|New York Times, May 30, 1954|
Earlier this month, I saw the headline that routinely appears at this time of the year.
Today marks the 66th anniversary of Roger Bannister’s sub 4-minute mile
The specific day is May 6, and in recalling Bannister we do much more than remember a particular runner and a particular mile time. Instead, we admire that iconic image of Bannister collapsing through the finish line, with onlookers excitedly recording his time of 3:59.4. We also celebrate this moment as a symbol of human potential, as an emblem of determination and of breaking through heretofore unbreakable barrier.
Commemorations such as these are opportunities to reflect upon, and to reassert, our most cherished values and beliefs that transcend the specific moment under consideration. But its important to remember that the act of commemoration is also a choice. In choosing who to remember and who to forget, we are also make a statement about what is, and isn't, special and important in our history.
So with that in mind, I want to suggest that we begin celebrating May 29 in the same way that we celebrate May 6, because on this day 66 years ago, another set of barriers related to time and gender came tumbling down.
Indeed, on May 29, 1954--a mere 23 days since Bannister’s run--another English athlete, Diane Leather, a chemist at Birmingham University, ran a time of 4:59.6 in the mile. It was a race that had all of the trappings of a dramatic event. Other runners had been creeping closer to this mark before Leather finally ran her time. There's also a symmetry to the 5-minute mile--four laps at 75 seconds per lap. Leather even referred to the sub-5 mile as being her own "holy grail," echoing the common assertion that the 4-minute barrier was "trackdom's holy grail."
And yet, at the same time that Bannister had become a national hero, Leather had become a national afterthought. The Associated Press ran a short article on her mile, with an image of Leather taken from an earlier relay race. The article also patronizingly referring to her as "a good-looking laboratory analyst," before qualifying that the record itself was not recognized by the sport’s governing body, the International Amateur Athletic Federation.

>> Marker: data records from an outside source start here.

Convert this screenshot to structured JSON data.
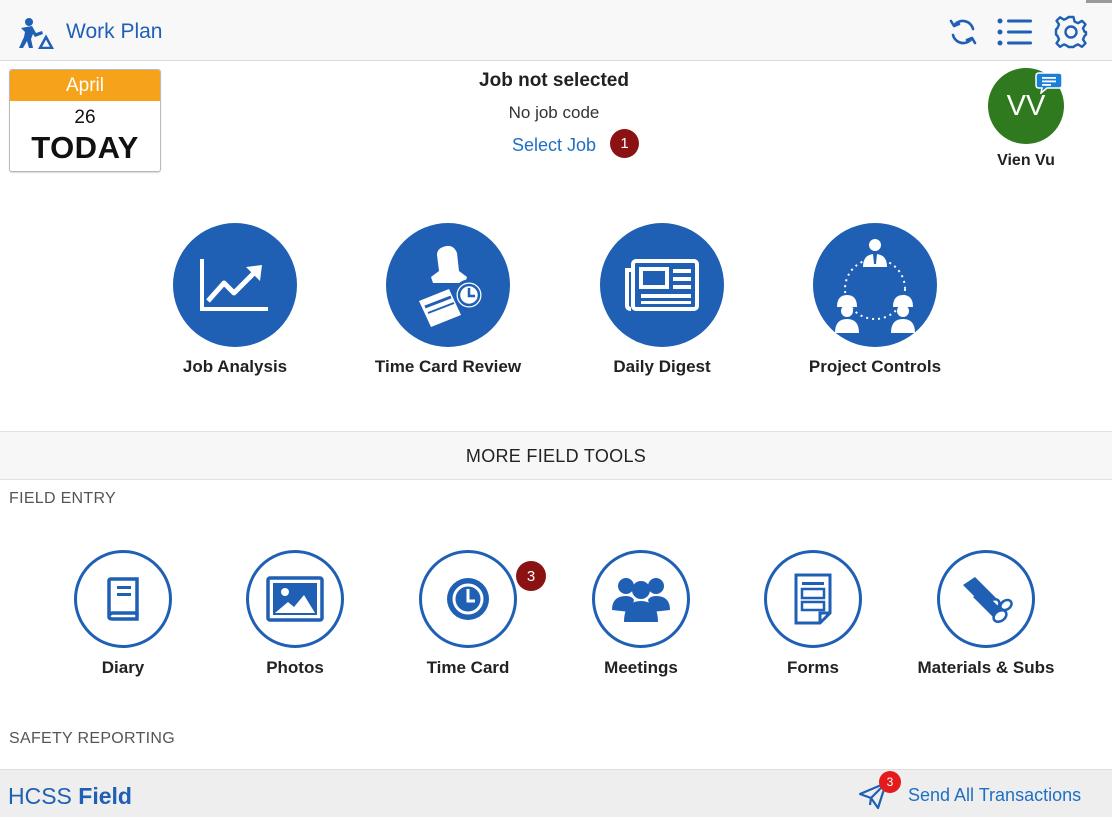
{
  "header": {
    "title": "Work Plan",
    "home_icon": "worker-icon",
    "buttons": [
      {
        "name": "sync",
        "icon": "refresh-icon"
      },
      {
        "name": "menu",
        "icon": "list-icon"
      },
      {
        "name": "settings",
        "icon": "gear-icon"
      }
    ]
  },
  "calendar": {
    "month": "April",
    "day": "26",
    "label": "TODAY"
  },
  "job": {
    "title": "Job not selected",
    "code": "No job code",
    "select_label": "Select Job",
    "badge_count": "1"
  },
  "user": {
    "initials": "VV",
    "name": "Vien Vu",
    "chat_icon": "chat-bubble-icon"
  },
  "main_tiles": [
    {
      "label": "Job Analysis",
      "icon": "chart-up-icon"
    },
    {
      "label": "Time Card Review",
      "icon": "stamp-clock-icon"
    },
    {
      "label": "Daily Digest",
      "icon": "newspaper-icon"
    },
    {
      "label": "Project Controls",
      "icon": "team-network-icon"
    }
  ],
  "more_tools": {
    "header": "MORE FIELD TOOLS",
    "field_entry_label": "FIELD ENTRY",
    "safety_label": "SAFETY REPORTING",
    "items": [
      {
        "label": "Diary",
        "icon": "book-icon"
      },
      {
        "label": "Photos",
        "icon": "image-icon"
      },
      {
        "label": "Time Card",
        "icon": "clock-icon",
        "badge": "3"
      },
      {
        "label": "Meetings",
        "icon": "people-icon"
      },
      {
        "label": "Forms",
        "icon": "form-icon"
      },
      {
        "label": "Materials & Subs",
        "icon": "pipes-icon"
      }
    ]
  },
  "footer": {
    "brand_light": "HCSS",
    "brand_bold": "Field",
    "send_label": "Send All Transactions",
    "send_badge": "3",
    "send_icon": "paper-plane-icon"
  },
  "colors": {
    "primary": "#1f5fb4",
    "accent_orange": "#f7a21b",
    "avatar_green": "#2f7a1f",
    "badge_dark_red": "#8b1212",
    "badge_red": "#e41b1b"
  }
}
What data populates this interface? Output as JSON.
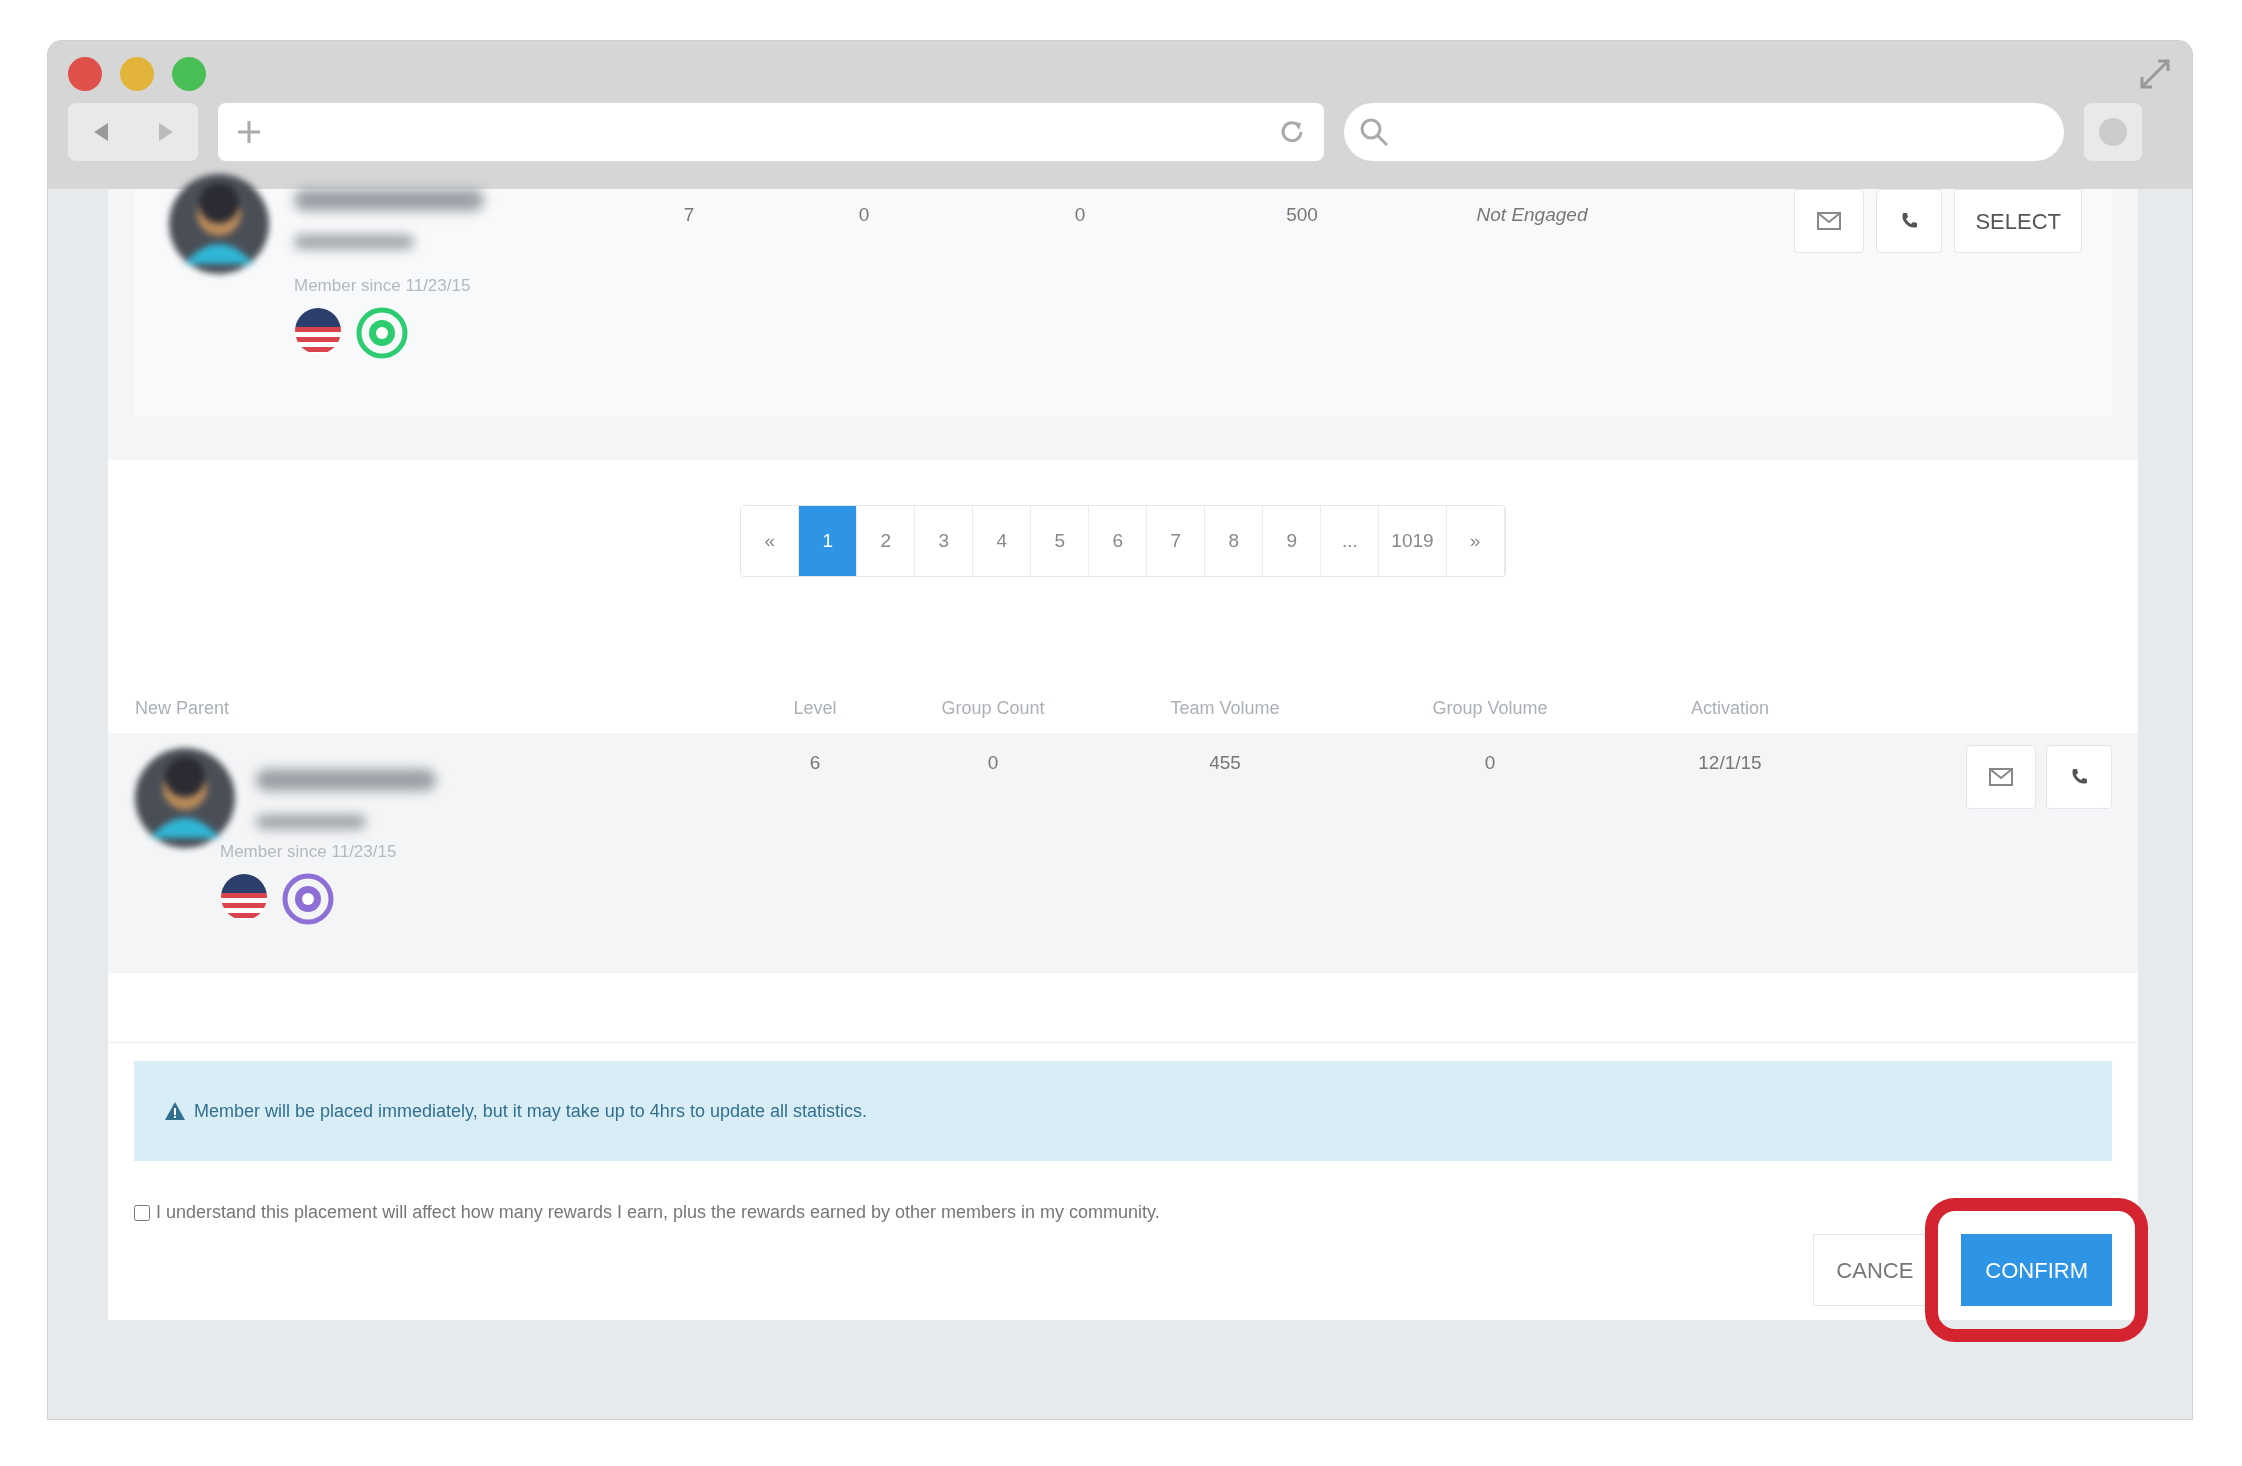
{
  "top_member": {
    "member_since": "Member since 11/23/15",
    "values": [
      "7",
      "0",
      "0",
      "500"
    ],
    "status": "Not Engaged",
    "select_label": "SELECT"
  },
  "pagination": [
    {
      "label": "«",
      "selected": false
    },
    {
      "label": "1",
      "selected": true
    },
    {
      "label": "2",
      "selected": false
    },
    {
      "label": "3",
      "selected": false
    },
    {
      "label": "4",
      "selected": false
    },
    {
      "label": "5",
      "selected": false
    },
    {
      "label": "6",
      "selected": false
    },
    {
      "label": "7",
      "selected": false
    },
    {
      "label": "8",
      "selected": false
    },
    {
      "label": "9",
      "selected": false
    },
    {
      "label": "...",
      "selected": false
    },
    {
      "label": "1019",
      "selected": false
    },
    {
      "label": "»",
      "selected": false
    }
  ],
  "new_parent": {
    "columns": [
      "New Parent",
      "Level",
      "Group Count",
      "Team Volume",
      "Group Volume",
      "Activation"
    ],
    "member_since": "Member since 11/23/15",
    "values": [
      "6",
      "0",
      "455",
      "0",
      "12/1/15"
    ]
  },
  "alert": "Member will be placed immediately, but it may take up to 4hrs to update all statistics.",
  "agreement": {
    "label": "I understand this placement will affect how many rewards I earn, plus the rewards earned by other members in my community.",
    "checked": false
  },
  "buttons": {
    "cancel": "CANCE",
    "confirm": "CONFIRM"
  }
}
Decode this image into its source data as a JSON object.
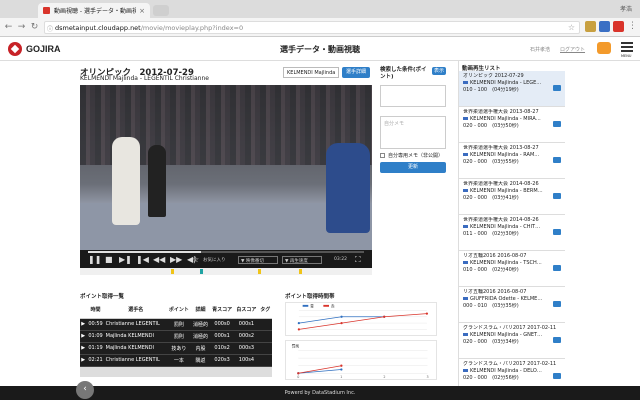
{
  "browser": {
    "tab_title": "動画視聴 - 選手データ・動画視聴",
    "tab_close": "×",
    "profile": "孝浩",
    "url_host": "dsmetainput.cloudapp.net",
    "url_path": "/movie/movieplay.php?index=0"
  },
  "header": {
    "logo": "GOJIRA",
    "title": "選手データ・動画視聴",
    "user": "石井孝浩",
    "logout": "ログアウト",
    "menu_label": "MENU"
  },
  "video": {
    "title": "オリンピック　2012-07-29",
    "subtitle": "KELMENDI Majlinda - LEGENTIL Christianne",
    "player_select": "KELMENDI Majlinda",
    "detail_button": "選手詳細",
    "time": "03:22",
    "progress": 0.41,
    "favorite": "お気に入り",
    "scene_select": "映像番切",
    "speed_select": "再生速度",
    "timeline_marks": [
      {
        "pos": 0.31,
        "color": "#f0c419"
      },
      {
        "pos": 0.41,
        "color": "#1fa3a3"
      },
      {
        "pos": 0.61,
        "color": "#f0c419"
      },
      {
        "pos": 0.75,
        "color": "#f0c419"
      }
    ]
  },
  "search_panel": {
    "label": "検索した条件(ポイント)",
    "show_button": "表示",
    "memo_placeholder": "自分メモ",
    "checkbox_label": "自分専用メモ（非公開）",
    "update_button": "更新"
  },
  "point_table": {
    "title": "ポイント取得一覧",
    "headers": [
      "",
      "時間",
      "選手名",
      "ポイント",
      "詳細",
      "青スコア",
      "白スコア",
      "タグ"
    ],
    "rows": [
      [
        "▶",
        "00:59",
        "Christianne LEGENTIL",
        "罰則",
        "消極的",
        "000s0",
        "000s1",
        ""
      ],
      [
        "▶",
        "01:09",
        "Majlinda KELMENDI",
        "罰則",
        "消極的",
        "000s1",
        "000s2",
        ""
      ],
      [
        "▶",
        "01:19",
        "Majlinda KELMENDI",
        "技あり",
        "内股",
        "010s2",
        "000s3",
        ""
      ],
      [
        "▶",
        "02:21",
        "Christianne LEGENTIL",
        "一本",
        "隅返",
        "020s3",
        "100s4",
        ""
      ]
    ]
  },
  "charts": {
    "title": "ポイント取得時間帯",
    "chart_data": [
      {
        "type": "line",
        "x": [
          0,
          1,
          2,
          3
        ],
        "series": [
          {
            "name": "青",
            "color": "#2f6fc0",
            "values": [
              1,
              2,
              2,
              null
            ]
          },
          {
            "name": "赤",
            "color": "#d9342b",
            "values": [
              0,
              1,
              2,
              2.5
            ]
          }
        ],
        "ylim": [
          0,
          3
        ]
      },
      {
        "type": "line",
        "x": [
          0,
          1,
          2,
          3
        ],
        "label": "罰則",
        "series": [
          {
            "name": "",
            "color": "#2f6fc0",
            "values": [
              0,
              0.5,
              null,
              null
            ]
          },
          {
            "name": "",
            "color": "#d9342b",
            "values": [
              0,
              1,
              null,
              null
            ]
          }
        ],
        "xticks": [
          "0",
          "1",
          "2",
          "3"
        ],
        "ylim": [
          0,
          3
        ]
      }
    ]
  },
  "right_list": {
    "title": "動画再生リスト",
    "items": [
      {
        "l1": "オリンピック 2012-07-29",
        "l2": "KELMENDI Majlinda - LEGE…",
        "l3": "010 - 100　(04分19秒)"
      },
      {
        "l1": "世界柔道選手権大会 2013-08-27",
        "l2": "KELMENDI Majlinda - MIRA…",
        "l3": "020 - 000　(03分50秒)"
      },
      {
        "l1": "世界柔道選手権大会 2013-08-27",
        "l2": "KELMENDI Majlinda - RAM…",
        "l3": "020 - 000　(03分55秒)"
      },
      {
        "l1": "世界柔道選手権大会 2014-08-26",
        "l2": "KELMENDI Majlinda - BERM…",
        "l3": "020 - 000　(03分41秒)"
      },
      {
        "l1": "世界柔道選手権大会 2014-08-26",
        "l2": "KELMENDI Majlinda - CHIT…",
        "l3": "011 - 000　(02分30秒)"
      },
      {
        "l1": "リオ五輪2016 2016-08-07",
        "l2": "KELMENDI Majlinda - TSCH…",
        "l3": "010 - 000　(02分40秒)"
      },
      {
        "l1": "リオ五輪2016 2016-08-07",
        "l2": "GIUFFRIDA Odette - KELME…",
        "l3": "000 - 010　(03分35秒)"
      },
      {
        "l1": "グランドスラム・パリ2017 2017-02-11",
        "l2": "KELMENDI Majlinda - GNET…",
        "l3": "020 - 000　(03分34秒)"
      },
      {
        "l1": "グランドスラム・パリ2017 2017-02-11",
        "l2": "KELMENDI Majlinda - DELO…",
        "l3": "020 - 000　(02分56秒)"
      }
    ]
  },
  "footer": {
    "text": "Powerd by DataStadium Inc.",
    "back": "‹"
  }
}
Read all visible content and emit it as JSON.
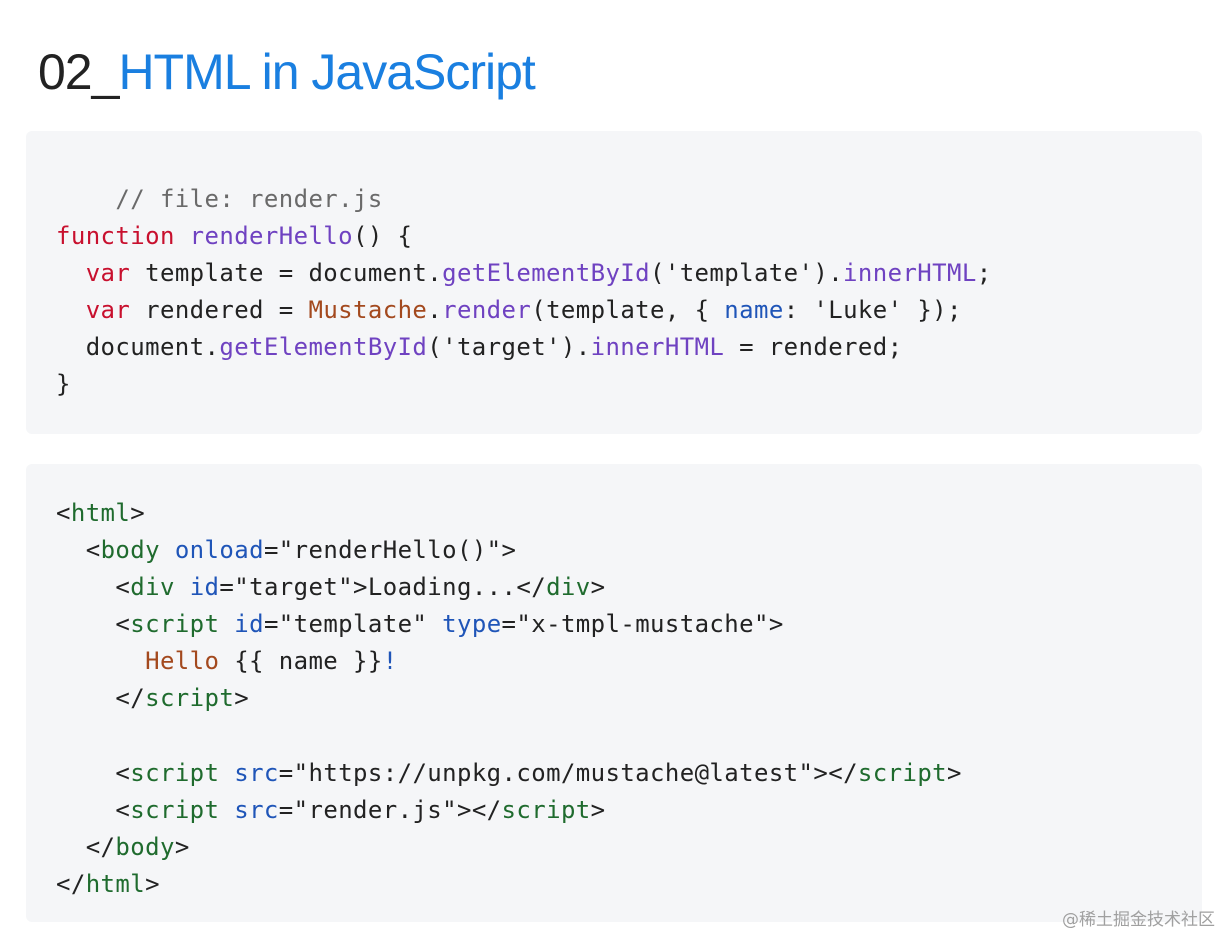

At this point, the longest championship race for women was 800 meters, and even this distance was controversial. It was 1928 when women raced this distance in the Amsterdam Olympics for the first time. On this extraordinarily hot and humid day, some of the finishers strained at the finish and even collapsed. Coverage of the race, though, exaggerated the scene, with the New York Times exclaiming, "the gals dropped in swooning heaps as if riddled by machine-gun fire." The ensuing stir led the Olympics to discontinue the race until the Rome Olympics in 1960.
Coincidentally, Leather actually competed at these games in the 800, before she retired that year at 27. By this point in her career, she had lowered her mile time to 4:45.0 and won several cross country championships. Then married and having taking the last name of Charles, she would go on to raise a family and build a career as a teacher, social worker, and community volunteer.
While overlooked in her own time, though, Diane Leather Charles’s accomplishments would slowly gain recognition. In 2014, the England Athletics Hall of Fame inducted her into their ranks, and shortly after Runner’s World named her a "hero of running." Such honors are more than merited, because the barriers that she broke were not just times. Rather, her performances opened doors for women to compete in distance events at all levels, chipping away at such myths as the ubiquitous "falling uterus."
This is why, I think, when you scan a timeline of the history of women's running, it's Diane Leather's mile that is the first entry. From here, we get the story of Kathrine Switzer finishing Boston in 1967, of Joan Benoit Samuelson winning marathon gold in 1984, and so on. In 2018, Diane Leather Charles passed away at the age of 85. The tributes and obituaries repeated the claim that she was a barrier-breaker in so many ways.
Still, how many people reading this know the name Diane Leather? Precious few, I suspect. Far fewer than those who know the name Roger Bannister.
So let's change that. Let's add May 29 to the commemorative calendar of distance running and of sports more generally. In lifting this moment from relative obscurity, we would finally be doing justice to an achievement that helped to make this sport what it is today.